There is no lecture. There is just, “Come and celebrate. Come and eat the feast prepared for you. Come and remember that you have been redeemed and bought back.” The third thing that Zechariah sings about of great importance is that he reminds us that this covenant God has remembered. Now when you think of a covenant or a contract or a testament, typically it is bilateral, meaning two people. I tell you what I’m going to do; you tell me what you’re going to do; we both sign the contract; it binds us. I give my vow to you; you give your vow to me. It joins us together. We are joined into a bilateral covenant.

That is not, that is not, that is not the kind of covenant into which God entered in with you. What do you and I have to offer Him? Infidelity is all we have to offer Him. What do you and I have to offer Him but nothing? Nothing. He has everything to offer us, and it was a unilateral covenant where He said, “I contract with you, not on any performance on your part.” This is absurd in today’s business world, isn’t it? This is your comfort in this realm, isn’t it?

When Abraham was given the covenant of faith, in the promise, when he was told—remember, isn’t it interesting?—Abraham and Sarah, how like they are to Zechariah and Elizabeth, well beyond their age of childbirth, and then God blesses them; not only blesses them, but through Isaac would come the promise. And before anything, when Abraham believed that promise, did God just say, “You are righteous.” Then He did the covenant promise. Then He gave him that covenant in His own flesh in circumcision.

Because covenants are not written or executed without blood. That’s a real covenant. Blood. The death of something. When Abraham had that covenant wrought with God, there was an animal that was killed and cut in half. When the covenant with us was wrought, there was the lamb killed, slaughtered. Innocent though He was and is, that there would be a fulfillment of the covenant.

This is what Paul preaches about in the Acts lesson. The God of the people of Israel chose our fathers and made the people great, not because they were great; He made them great.
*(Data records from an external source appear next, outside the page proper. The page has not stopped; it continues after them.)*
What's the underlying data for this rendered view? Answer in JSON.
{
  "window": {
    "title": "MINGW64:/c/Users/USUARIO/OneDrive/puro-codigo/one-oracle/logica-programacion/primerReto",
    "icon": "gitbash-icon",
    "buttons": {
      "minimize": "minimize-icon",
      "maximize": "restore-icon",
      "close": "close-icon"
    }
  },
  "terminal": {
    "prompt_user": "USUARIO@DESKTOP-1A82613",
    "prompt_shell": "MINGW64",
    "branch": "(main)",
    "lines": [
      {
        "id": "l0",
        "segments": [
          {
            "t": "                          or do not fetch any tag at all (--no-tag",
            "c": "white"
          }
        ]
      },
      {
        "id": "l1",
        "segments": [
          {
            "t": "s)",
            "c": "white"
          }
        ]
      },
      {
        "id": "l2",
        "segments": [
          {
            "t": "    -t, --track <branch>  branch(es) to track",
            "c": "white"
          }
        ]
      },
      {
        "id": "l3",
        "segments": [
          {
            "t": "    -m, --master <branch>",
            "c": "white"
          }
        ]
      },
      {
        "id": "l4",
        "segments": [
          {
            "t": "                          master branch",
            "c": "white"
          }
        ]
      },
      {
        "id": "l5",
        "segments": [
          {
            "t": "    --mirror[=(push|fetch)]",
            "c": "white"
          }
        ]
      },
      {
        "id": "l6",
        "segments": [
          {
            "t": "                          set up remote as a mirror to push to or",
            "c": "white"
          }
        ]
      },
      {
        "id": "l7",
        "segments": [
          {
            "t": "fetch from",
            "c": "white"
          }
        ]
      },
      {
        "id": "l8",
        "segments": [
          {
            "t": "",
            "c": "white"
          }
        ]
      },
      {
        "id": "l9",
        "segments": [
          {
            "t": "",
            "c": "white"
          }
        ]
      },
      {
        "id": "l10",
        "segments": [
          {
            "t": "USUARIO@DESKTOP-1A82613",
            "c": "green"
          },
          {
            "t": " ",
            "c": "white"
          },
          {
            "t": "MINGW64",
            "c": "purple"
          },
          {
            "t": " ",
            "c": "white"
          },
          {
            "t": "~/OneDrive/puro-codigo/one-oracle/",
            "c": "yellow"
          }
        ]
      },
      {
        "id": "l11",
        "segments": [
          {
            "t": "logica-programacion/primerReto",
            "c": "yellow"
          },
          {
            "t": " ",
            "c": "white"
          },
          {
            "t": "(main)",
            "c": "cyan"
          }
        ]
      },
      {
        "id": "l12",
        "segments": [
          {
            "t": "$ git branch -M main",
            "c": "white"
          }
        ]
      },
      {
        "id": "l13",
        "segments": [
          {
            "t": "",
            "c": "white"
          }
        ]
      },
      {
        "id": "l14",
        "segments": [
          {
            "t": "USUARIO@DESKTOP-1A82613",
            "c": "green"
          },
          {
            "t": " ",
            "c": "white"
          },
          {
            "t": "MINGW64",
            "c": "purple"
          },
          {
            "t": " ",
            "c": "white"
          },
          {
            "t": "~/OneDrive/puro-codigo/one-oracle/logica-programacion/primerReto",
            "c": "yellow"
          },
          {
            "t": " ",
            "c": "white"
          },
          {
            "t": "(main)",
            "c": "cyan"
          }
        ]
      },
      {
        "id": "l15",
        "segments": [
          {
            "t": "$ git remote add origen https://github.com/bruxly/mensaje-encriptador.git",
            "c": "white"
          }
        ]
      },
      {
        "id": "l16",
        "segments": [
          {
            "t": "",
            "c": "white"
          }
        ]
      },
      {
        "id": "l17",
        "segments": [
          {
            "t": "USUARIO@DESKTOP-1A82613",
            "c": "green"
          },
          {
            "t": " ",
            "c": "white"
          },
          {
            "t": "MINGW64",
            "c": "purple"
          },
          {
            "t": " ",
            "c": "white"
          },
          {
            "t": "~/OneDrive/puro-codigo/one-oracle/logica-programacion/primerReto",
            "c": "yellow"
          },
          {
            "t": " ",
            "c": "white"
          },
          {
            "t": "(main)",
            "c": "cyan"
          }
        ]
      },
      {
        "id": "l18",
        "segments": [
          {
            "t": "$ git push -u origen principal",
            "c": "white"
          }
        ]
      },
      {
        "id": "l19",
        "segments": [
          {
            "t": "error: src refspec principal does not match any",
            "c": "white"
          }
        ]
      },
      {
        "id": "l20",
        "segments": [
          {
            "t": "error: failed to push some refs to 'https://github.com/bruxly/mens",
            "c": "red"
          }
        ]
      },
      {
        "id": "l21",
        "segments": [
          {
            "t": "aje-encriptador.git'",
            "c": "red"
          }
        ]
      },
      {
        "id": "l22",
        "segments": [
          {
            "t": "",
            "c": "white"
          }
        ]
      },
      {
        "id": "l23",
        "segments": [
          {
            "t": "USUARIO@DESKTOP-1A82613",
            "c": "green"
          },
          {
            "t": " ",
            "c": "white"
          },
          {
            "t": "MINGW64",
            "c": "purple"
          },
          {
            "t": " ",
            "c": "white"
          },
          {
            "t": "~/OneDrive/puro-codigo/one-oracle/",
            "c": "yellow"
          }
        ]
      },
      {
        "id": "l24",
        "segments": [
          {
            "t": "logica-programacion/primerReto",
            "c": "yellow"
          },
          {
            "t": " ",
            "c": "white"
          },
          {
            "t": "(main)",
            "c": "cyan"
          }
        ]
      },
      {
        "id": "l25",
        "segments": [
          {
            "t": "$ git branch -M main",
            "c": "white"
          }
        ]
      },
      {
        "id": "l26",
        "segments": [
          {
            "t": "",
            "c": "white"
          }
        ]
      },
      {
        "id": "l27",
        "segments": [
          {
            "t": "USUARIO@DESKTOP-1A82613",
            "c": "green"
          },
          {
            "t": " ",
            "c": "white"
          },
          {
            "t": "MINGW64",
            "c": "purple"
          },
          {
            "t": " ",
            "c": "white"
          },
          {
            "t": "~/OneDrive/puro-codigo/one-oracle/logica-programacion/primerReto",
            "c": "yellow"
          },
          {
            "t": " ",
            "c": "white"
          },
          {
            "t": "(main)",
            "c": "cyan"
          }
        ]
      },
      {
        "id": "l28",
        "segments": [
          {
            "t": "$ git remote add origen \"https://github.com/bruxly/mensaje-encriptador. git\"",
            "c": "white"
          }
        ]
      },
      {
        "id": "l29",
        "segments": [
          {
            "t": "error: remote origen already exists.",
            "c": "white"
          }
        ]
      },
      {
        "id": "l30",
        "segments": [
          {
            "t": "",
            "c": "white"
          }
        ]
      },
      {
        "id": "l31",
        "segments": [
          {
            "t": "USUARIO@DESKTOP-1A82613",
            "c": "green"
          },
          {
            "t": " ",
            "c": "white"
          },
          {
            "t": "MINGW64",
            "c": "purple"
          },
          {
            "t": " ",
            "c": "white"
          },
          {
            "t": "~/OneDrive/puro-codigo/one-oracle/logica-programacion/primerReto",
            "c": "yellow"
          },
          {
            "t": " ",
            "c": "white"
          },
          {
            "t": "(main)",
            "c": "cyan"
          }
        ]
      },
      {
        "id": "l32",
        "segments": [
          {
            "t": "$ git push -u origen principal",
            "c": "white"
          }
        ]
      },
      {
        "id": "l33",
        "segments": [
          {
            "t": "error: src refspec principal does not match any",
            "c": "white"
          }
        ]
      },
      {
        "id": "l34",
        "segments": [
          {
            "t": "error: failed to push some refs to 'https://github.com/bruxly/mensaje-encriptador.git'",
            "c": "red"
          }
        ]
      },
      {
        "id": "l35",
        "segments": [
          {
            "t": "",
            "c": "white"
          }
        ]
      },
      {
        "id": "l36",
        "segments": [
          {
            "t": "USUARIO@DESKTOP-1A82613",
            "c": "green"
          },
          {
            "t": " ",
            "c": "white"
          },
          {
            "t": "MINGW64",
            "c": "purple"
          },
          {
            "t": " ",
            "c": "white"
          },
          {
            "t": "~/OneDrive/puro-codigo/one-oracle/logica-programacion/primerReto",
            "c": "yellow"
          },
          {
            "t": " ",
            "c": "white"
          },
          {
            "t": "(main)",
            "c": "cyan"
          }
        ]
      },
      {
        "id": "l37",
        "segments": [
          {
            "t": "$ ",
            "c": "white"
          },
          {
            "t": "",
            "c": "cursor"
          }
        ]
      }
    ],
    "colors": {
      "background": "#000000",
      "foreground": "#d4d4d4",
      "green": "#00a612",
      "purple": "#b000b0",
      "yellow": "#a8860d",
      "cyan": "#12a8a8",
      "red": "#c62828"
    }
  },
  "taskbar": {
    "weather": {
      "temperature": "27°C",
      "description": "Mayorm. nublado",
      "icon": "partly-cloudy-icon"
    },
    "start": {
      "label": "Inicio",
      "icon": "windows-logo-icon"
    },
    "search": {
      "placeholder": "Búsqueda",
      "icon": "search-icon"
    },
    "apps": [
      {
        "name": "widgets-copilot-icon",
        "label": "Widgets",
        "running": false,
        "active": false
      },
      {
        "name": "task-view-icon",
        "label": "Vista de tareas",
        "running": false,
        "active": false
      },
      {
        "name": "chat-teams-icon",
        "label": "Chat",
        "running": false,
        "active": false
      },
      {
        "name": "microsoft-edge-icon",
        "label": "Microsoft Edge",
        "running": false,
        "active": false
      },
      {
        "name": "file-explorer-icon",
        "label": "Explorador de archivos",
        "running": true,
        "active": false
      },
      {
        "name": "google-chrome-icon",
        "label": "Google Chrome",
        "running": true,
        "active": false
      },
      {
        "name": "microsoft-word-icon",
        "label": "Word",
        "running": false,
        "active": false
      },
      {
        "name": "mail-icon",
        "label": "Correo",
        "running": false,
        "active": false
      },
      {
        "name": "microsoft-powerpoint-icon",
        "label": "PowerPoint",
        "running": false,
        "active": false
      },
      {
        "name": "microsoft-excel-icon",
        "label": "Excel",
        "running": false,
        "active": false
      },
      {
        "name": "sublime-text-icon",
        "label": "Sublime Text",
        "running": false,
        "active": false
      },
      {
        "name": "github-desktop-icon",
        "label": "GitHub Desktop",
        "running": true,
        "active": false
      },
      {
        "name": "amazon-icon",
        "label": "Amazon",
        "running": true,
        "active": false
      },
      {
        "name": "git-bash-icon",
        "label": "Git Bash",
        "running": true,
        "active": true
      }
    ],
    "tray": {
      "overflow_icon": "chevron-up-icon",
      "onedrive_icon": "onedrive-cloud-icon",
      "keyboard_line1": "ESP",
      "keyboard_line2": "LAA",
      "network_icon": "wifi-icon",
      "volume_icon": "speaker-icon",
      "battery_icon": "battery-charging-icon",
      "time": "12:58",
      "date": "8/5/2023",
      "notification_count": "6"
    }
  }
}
You are great, not because you are great, but because He made you great. The same thing as the latter part of us. This message of salvation, this gift that He has given us, is a fulfillment of all of these things—the Covenant of the New Testament.

This is the new covenant or new testament of my blood, of my blood, because a covenant, there’s got to be blood shed, poured out for you. For what reason? For the forgiveness of your sins. This covenant has all come together and climactic here at the rail. All of those Old Testament passages, all of those Old Testament promises, all of the visitation of the Old Testament, all of the redeeming that was done, is all focused here where we are visited again, where we are redeemed again, and where we eat the very redemptive price paid for us.

We eat the redemptive price paid for us—the blood that was shed, the sacrifice. The sacrifice. And we are then knit together into this relationship with the Father as His children, just similar and much more profound than any Sunday dinner with your family, or any Thanksgiving feast, or any Christmas dinner with your family either. This is the feast of God’s family that’s eternal.

This is the three things that God has done through Zechariah’s song, giving us this great revelation of His visitation of us, our redemption in Christ, and the new covenant of which we are now partakers of in this family of God that He has knit together. This is the direction of the way of peace that Zechariah speaks of. Because peace comes with forgiveness. And with forgiveness, there is peace. But peace cannot be given unless the price has been paid.

Behold the Lamb of God slain from the foundations of the world, whose blood was shed, whose body was slaughtered, that we might then be partakers of this peace for eternity. In the name of Jesus, the one whom Zechariah proclaimed, the one whom John preached, the one who has come to us today, the peace of God which passes all understanding, keep your hearts and your minds on Christ Jesus to life everlasting. Amen.